Let 𝑋 be a continuous random variable such that 𝑃(𝑋 ≥ 0)=1 and 𝑉𝑎𝑟(𝑋)<∞ . Then, 𝐸(𝑋 ²) is

• A. \(2 ∫^∞_0 𝑥^2 𝑃(𝑋 > 𝑥) 𝑑x\)
• B. \( ∫^∞_0 𝑥^2 𝑃(𝑋 > 𝑥) 𝑑x\)
• C. \(2∫^∞_0 𝑥𝑃(𝑋 > 𝑥) 𝑑x\)
• D. \(∫^∞_0 𝑥 𝑃(𝑋 > 𝑥) 𝑑x\)

Answer 1

The Correct Option is C

To solve the given problem, we need to find an expression for \( E(X^2) \) using the provided options. We know that \( X \) is a continuous random variable with \( P(X \geq 0) = 1 \) and \( \text{Var}(X) < \infty \). The task is to identify the correct integral expression for \( E(X^2) \) from the given options.

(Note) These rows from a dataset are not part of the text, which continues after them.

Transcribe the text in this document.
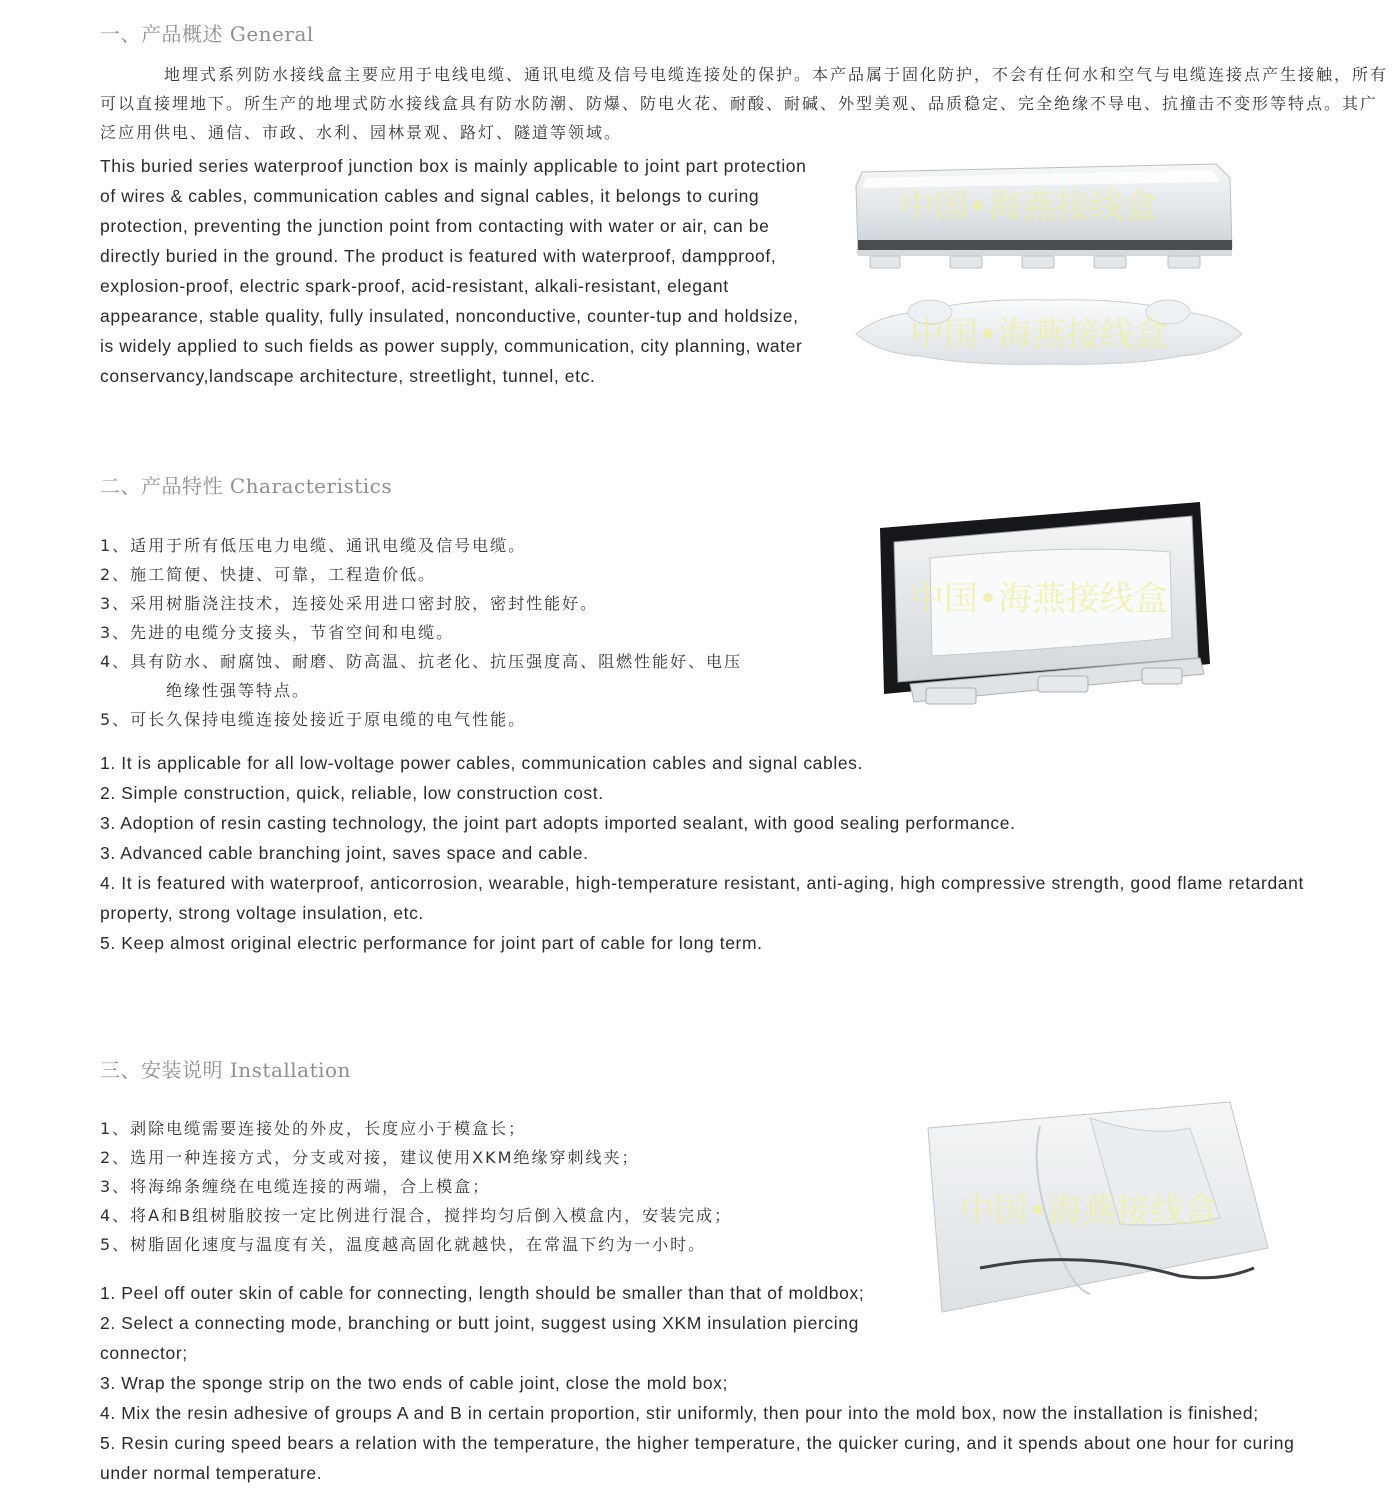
一、产品概述 General
地埋式系列防水接线盒主要应用于电线电缆、通讯电缆及信号电缆连接处的保护。本产品属于固化防护，不会有任何水和空气与电缆连接点产生接触，所有可以直接埋地下。所生产的地埋式防水接线盒具有防水防潮、防爆、防电火花、耐酸、耐碱、外型美观、品质稳定、完全绝缘不导电、抗撞击不变形等特点。其广泛应用供电、通信、市政、水利、园林景观、路灯、隧道等领域。
This buried series waterproof junction box is mainly applicable to joint part protection of wires & cables, communication cables and signal cables, it belongs to curing protection, preventing the junction point from contacting with water or air, can be directly buried in the ground. The product is featured with waterproof, dampproof, explosion-proof, electric spark-proof, acid-resistant, alkali-resistant, elegant appearance, stable quality, fully insulated, nonconductive, counter-tup and holdsize, is widely applied to such fields as power supply, communication, city planning, water conservancy,landscape architecture, streetlight, tunnel, etc.
中国•海燕接线盒
中国•海燕接线盒
二、产品特性 Characteristics
1、适用于所有低压电力电缆、通讯电缆及信号电缆。
2、施工简便、快捷、可靠，工程造价低。
3、采用树脂浇注技术，连接处采用进口密封胶，密封性能好。
3、先进的电缆分支接头，节省空间和电缆。
4、具有防水、耐腐蚀、耐磨、防高温、抗老化、抗压强度高、阻燃性能好、电压
绝缘性强等特点。
5、可长久保持电缆连接处接近于原电缆的电气性能。
中国•海燕接线盒
1. It is applicable for all low-voltage power cables, communication cables and signal cables.
2. Simple construction, quick, reliable, low construction cost.
3. Adoption of resin casting technology, the joint part adopts imported sealant, with good sealing performance.
3. Advanced cable branching joint, saves space and cable.
4. It is featured with waterproof, anticorrosion, wearable, high-temperature resistant, anti-aging, high compressive strength, good flame retardant property, strong voltage insulation, etc.
5. Keep almost original electric performance for joint part of cable for long term.
三、安装说明 Installation
1、剥除电缆需要连接处的外皮，长度应小于模盒长；
2、选用一种连接方式，分支或对接，建议使用XKM绝缘穿刺线夹；
3、将海绵条缠绕在电缆连接的两端，合上模盒；
4、将A和B组树脂胶按一定比例进行混合，搅拌均匀后倒入模盒内，安装完成；
5、树脂固化速度与温度有关，温度越高固化就越快，在常温下约为一小时。
中国•海燕接线盒
1. Peel off outer skin of cable for connecting, length should be smaller than that of moldbox;
2. Select a connecting mode, branching or butt joint, suggest using XKM insulation piercing connector;
3. Wrap the sponge strip on the two ends of cable joint, close the mold box;
4. Mix the resin adhesive of groups A and B in certain proportion, stir uniformly, then pour into the mold box, now the installation is finished;
5. Resin curing speed bears a relation with the temperature, the higher temperature, the quicker curing, and it spends about one hour for curing under normal temperature.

Let's analyze the given options to identify the correct expression for \( E(X^2) \). For a non-negative continuous random variable \( X \) with cumulative distribution function (CDF) \( F(x) \), the expectation of \( X^2 \) is calculated as follows:

Using the property of integration by parts, the expectation of \( X^2 \) is given by:

\(E(X^2) = \int_0^\infty x^2 f(x) \, dx\)

where \( f(x) \) is the probability density function (PDF) of \( X \).

However, for cumulative distribution functions, the expectation can be rewritten using the survival function \( S(x) = P(X > x) = 1 - F(x) \), leading to:

\(E(X^2) = \int_0^\infty \left(2x P(X > x)\right) \, dx\)

Thus, integrating by parts, the formula for \( E(X^2) \) for a non-negative random variable X becomes:

\(E(X^2) = 2\int_0^\infty x P(X > x) \, dx\) 

Now let's consider the given options:

1. \(2 \int_0^\infty x^2 P(X > x) \, dx\)
2. \(\int_0^\infty x^2 P(X > x) \, dx\)
3. \(2\int_0^\infty x P(X > x) \, dx\)
4. \(\int_0^\infty x P(X > x) \, dx\)

The correct option matches the derived expression 2∫₀^∞ x P(X > x) dx, which is option 3.

Therefore, the correct answer is:

\(2\int_0^\infty x P(X > x) \, dx\)

This expression correctly evaluates the expectation of the square of a non-negative continuous random variable using integration by parts.